ROMA – Diario da Roma: il vice ministro dell’Economia Laura Castelli “non esclude nulla”. Neppure che i 4 miliardi (dico: 4 miliardi) destinati a un’inutile lotteria degli scontrini vengano più utilmente destinati a rafforzare la politica dei ristori. A piccole imprese, artigiani e lavoratori autonomi. Mi permetto un suggerimento. Trovi, il vice ministro, il coraggio e l’onestà intellettuale di fermare tutti o gran parte dei bonus e degli incentivi. Dai monopattini alle biciclette, fino al superbonus del 110% che potrebbe essere ridimensionato per incrementare una politica di ristori che finora non ha ristorato niente più del 6,5% della perdita di fatturato delle attività economiche.

POLITICHE ECONOMICHE

Degli oltre 130 miliardi di euro fin qui impegnati dal governo con i decreti di scostamento, quanti sono andati agli indennizzi? E quanti sono invece stati divorati da bonus e incentivi dal sapore clientelare ed elettoralistico? È l’impianto di questa politica economica, completamente sbagliato, che ha portato il governo e la maggioranza su un binario morto. Il primo volenteroso dovrebbe essere il presidente del Consiglio. Provi a cambiare la curva della politica economica, a dare un colpo d’ala. E solo allora potrà verificare se in Parlamento si instaura un clima nuovo e migliore rispetto al passato.

LO SCI

Dopo le troppe promesse, il settore dello sci è ancora in attesa di ristori adeguati da parte del governo. Il ministro Gualtieri, in audizione alla Camera, ha assicurato che nel decreto ristori-5 saranno previsti indennizzi anche per i gestori degli impianti di risalita. Finora si tratta di una promessa, attendiamo di vederla tradotta in un impegno chiaro nella stesura del decreto ristori.
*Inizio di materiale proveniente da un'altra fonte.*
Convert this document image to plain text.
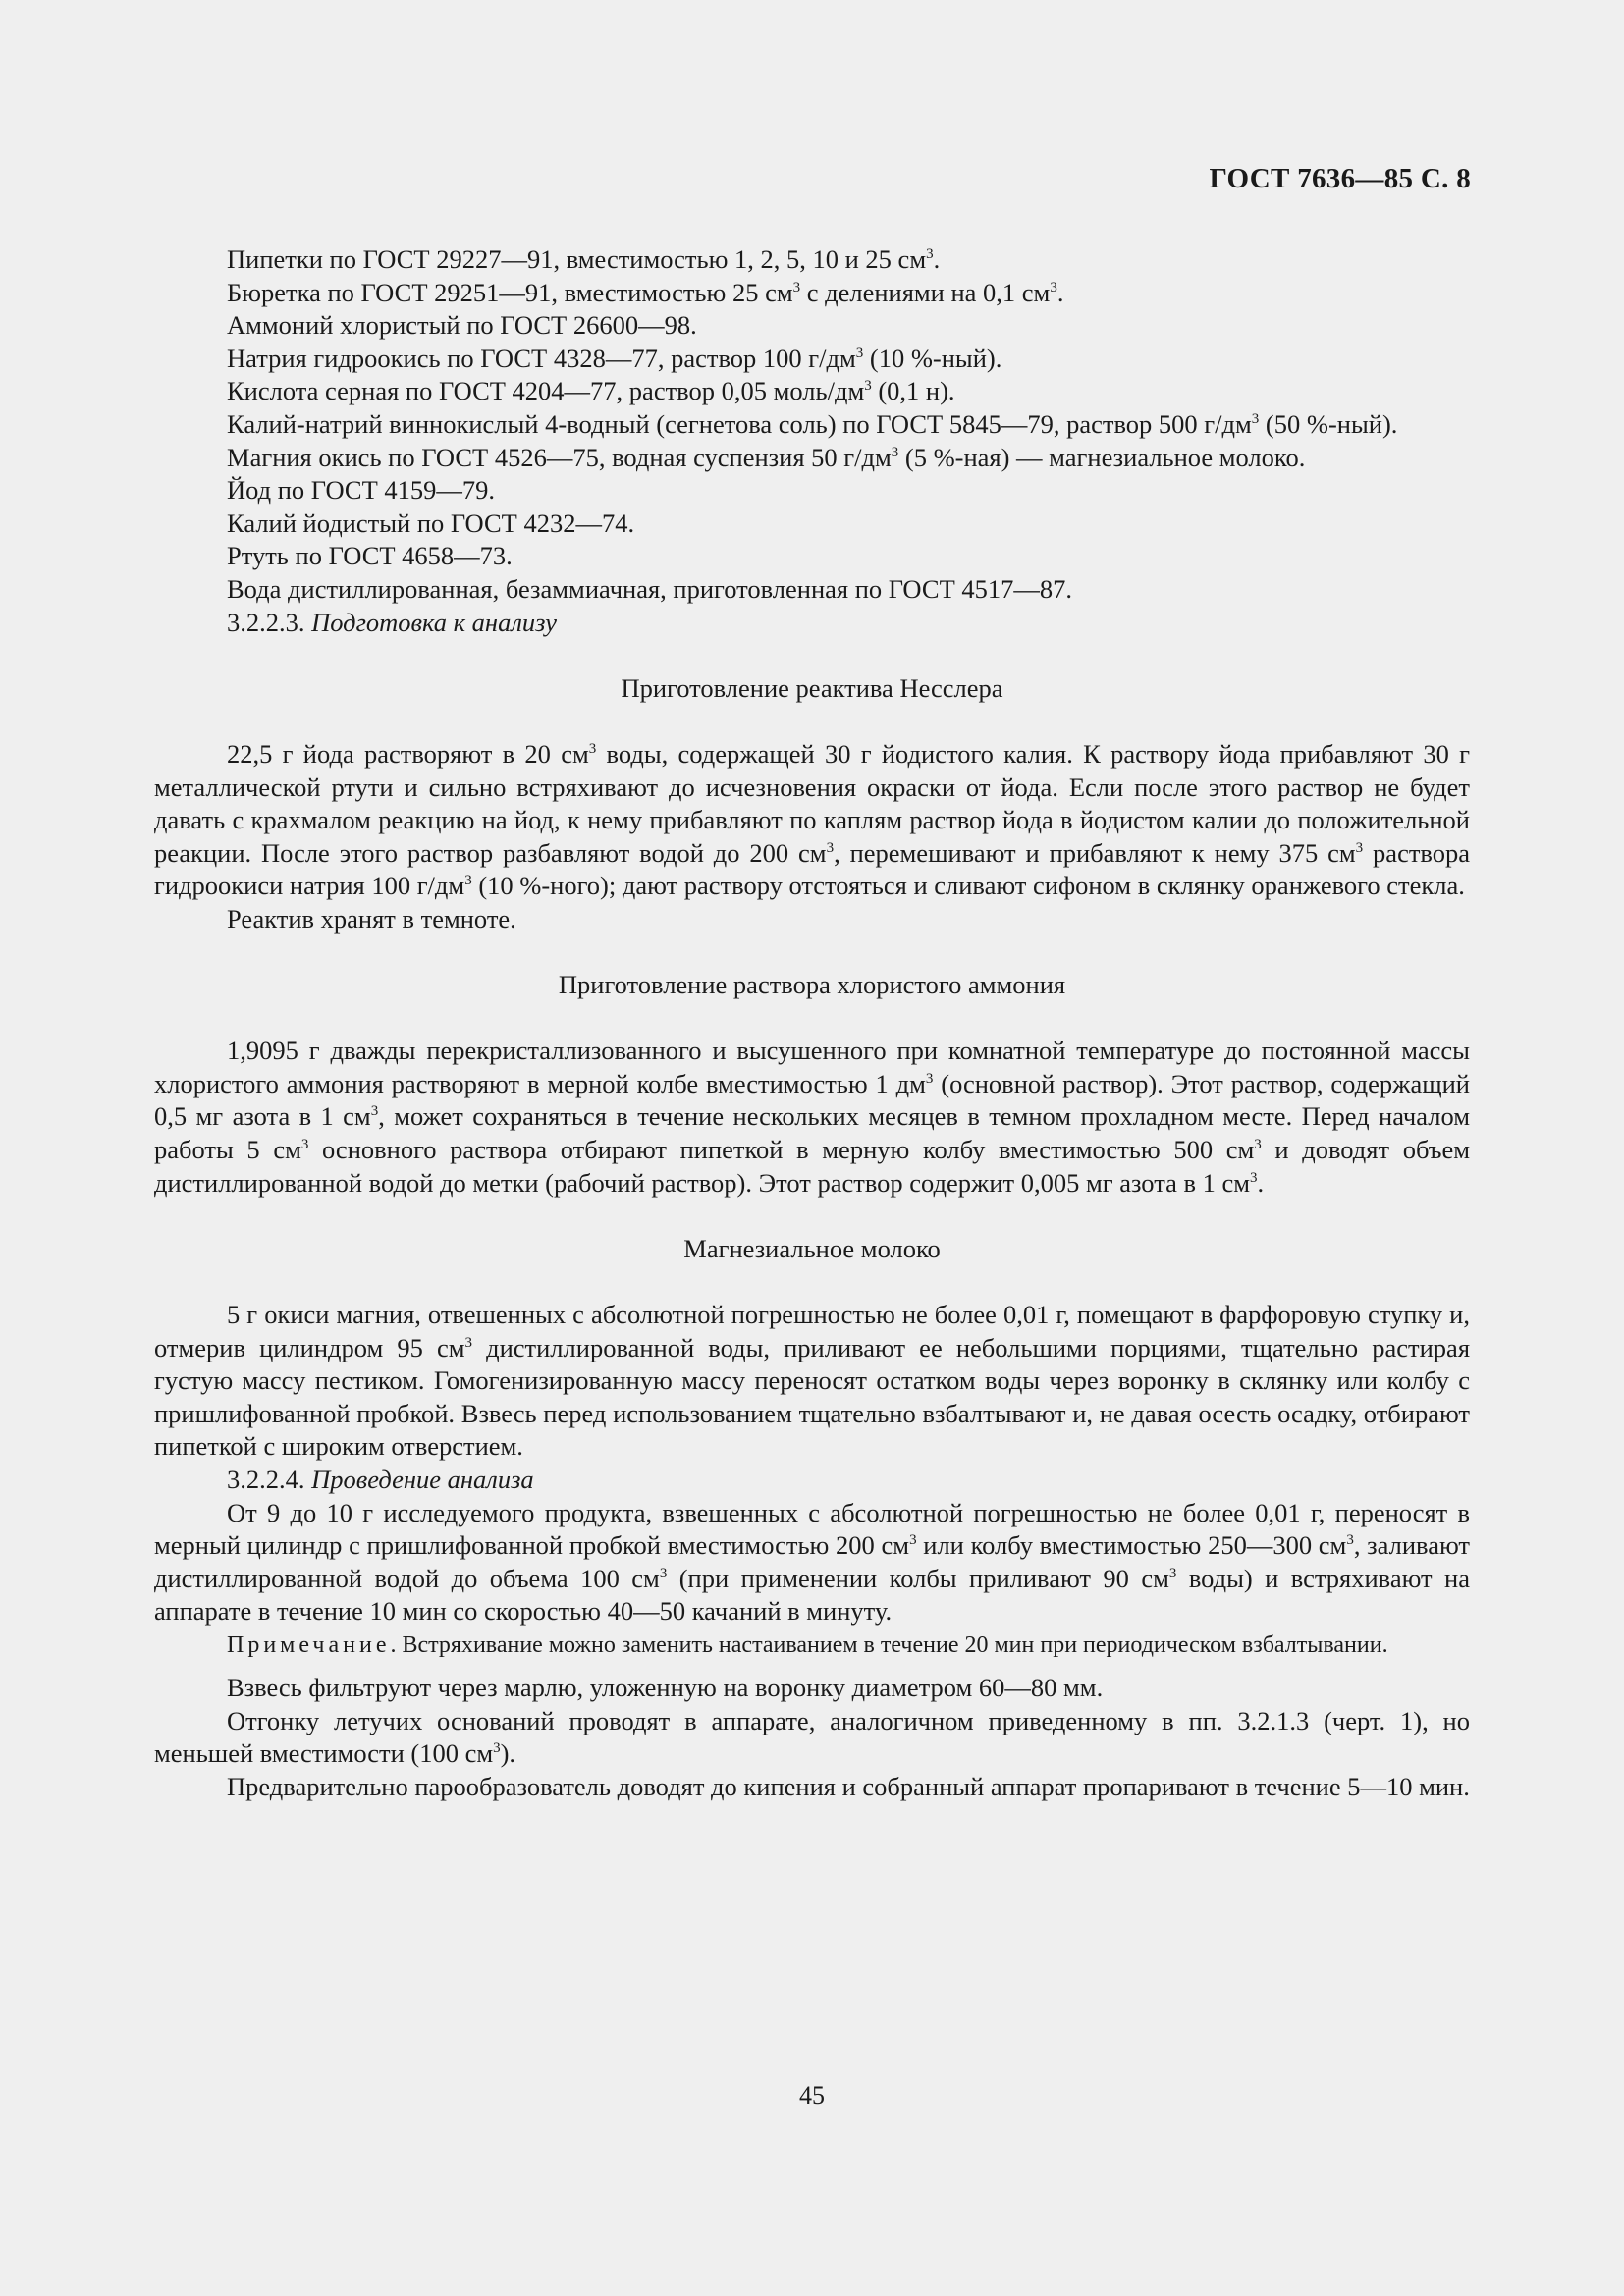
ГОСТ 7636—85 С. 8

Пипетки по ГОСТ 29227—91, вместимостью 1, 2, 5, 10 и 25 $см^3$.

Бюретка по ГОСТ 29251—91, вместимостью 25 $см^3$ с делениями на 0,1 $см^3$.

Аммоний хлористый по ГОСТ 26600—98.

Натрия гидроокись по ГОСТ 4328—77, раствор 100 $г/дм^3$ (10 %-ный).

Кислота серная по ГОСТ 4204—77, раствор 0,05 моль/$дм^3$ (0,1 н).

Калий-натрий виннокислый 4-водный (сегнетова соль) по ГОСТ 5845—79, раствор 500 $г/дм^3$ (50 %-ный).

Магния окись по ГОСТ 4526—75, водная суспензия 50 $г/дм^3$ (5 %-ная) — магнезиальное молоко.

Йод по ГОСТ 4159—79.

Калий йодистый по ГОСТ 4232—74.

Ртуть по ГОСТ 4658—73.

Вода дистиллированная, безаммиачная, приготовленная по ГОСТ 4517—87.

3.2.2.3. Подготовка к анализу

Приготовление реактива Несслера

22,5 г йода растворяют в 20 $см^3$ воды, содержащей 30 г йодистого калия. К раствору йода прибавляют 30 г металлической ртути и сильно встряхивают до исчезновения окраски от йода. Если после этого раствор не будет давать с крахмалом реакцию на йод, к нему прибавляют по каплям раствор йода в йодистом калии до положительной реакции. После этого раствор разбавляют водой до 200 $см^3$, перемешивают и прибавляют к нему 375 $см^3$ раствора гидроокиси натрия 100 $г/дм^3$ (10 %-ного); дают раствору отстояться и сливают сифоном в склянку оранжевого стекла.

Реактив хранят в темноте.

Приготовление раствора хлористого аммония

1,9095 г дважды перекристаллизованного и высушенного при комнатной температуре до постоянной массы хлористого аммония растворяют в мерной колбе вместимостью 1 $дм^3$ (основной раствор). Этот раствор, содержащий 0,5 мг азота в 1 $см^3$, может сохраняться в течение нескольких месяцев в темном прохладном месте. Перед началом работы 5 $см^3$ основного раствора отбирают пипеткой в мерную колбу вместимостью 500 $см^3$ и доводят объем дистиллированной водой до метки (рабочий раствор). Этот раствор содержит 0,005 мг азота в 1 $см^3$.

Магнезиальное молоко

5 г окиси магния, отвешенных с абсолютной погрешностью не более 0,01 г, помещают в фарфоровую ступку и, отмерив цилиндром 95 $см^3$ дистиллированной воды, приливают ее небольшими порциями, тщательно растирая густую массу пестиком. Гомогенизированную массу переносят остатком воды через воронку в склянку или колбу с пришлифованной пробкой. Взвесь перед использованием тщательно взбалтывают и, не давая осесть осадку, отбирают пипеткой с широким отверстием.

3.2.2.4. Проведение анализа

От 9 до 10 г исследуемого продукта, взвешенных с абсолютной погрешностью не более 0,01 г, переносят в мерный цилиндр с пришлифованной пробкой вместимостью 200 $см^3$ или колбу вместимостью 250—300 $см^3$, заливают дистиллированной водой до объема 100 $см^3$ (при применении колбы приливают 90 $см^3$ воды) и встряхивают на аппарате в течение 10 мин со скоростью 40—50 качаний в минуту.

Примечание. Встряхивание можно заменить настаиванием в течение 20 мин при периодическом взбалтывании.

Взвесь фильтруют через марлю, уложенную на воронку диаметром 60—80 мм.

Отгонку летучих оснований проводят в аппарате, аналогичном приведенному в пп. 3.2.1.3 (черт. 1), но меньшей вместимости (100 $см^3$).

Предварительно парообразователь доводят до кипения и собранный аппарат пропаривают в течение 5—10 мин.

45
Il governo non può affidarsi solo agli sforzi delle Regioni alpine, capaci, come capace è stato il Piemonte, di raschiare il fondo del barile e trovare 20 milioni per indennizzare il settore del mancato fatturato. Migliaia di lavoratori e di famiglie sono senza stipendio dal marzo scorso, sprovvisti di cassa integrazione e molti di loro, stagionali, sanno già che quest’anno la stagione sciistica è saltata e dunque non percepiscono nessun sussidio. È il caso di ricordare che il settore contribuisce al PIL nazionale con un fatturato che si aggira intorno agli 8 miliardi. Il governo non può considerare gli operatori del settore alla stregua di figliastri.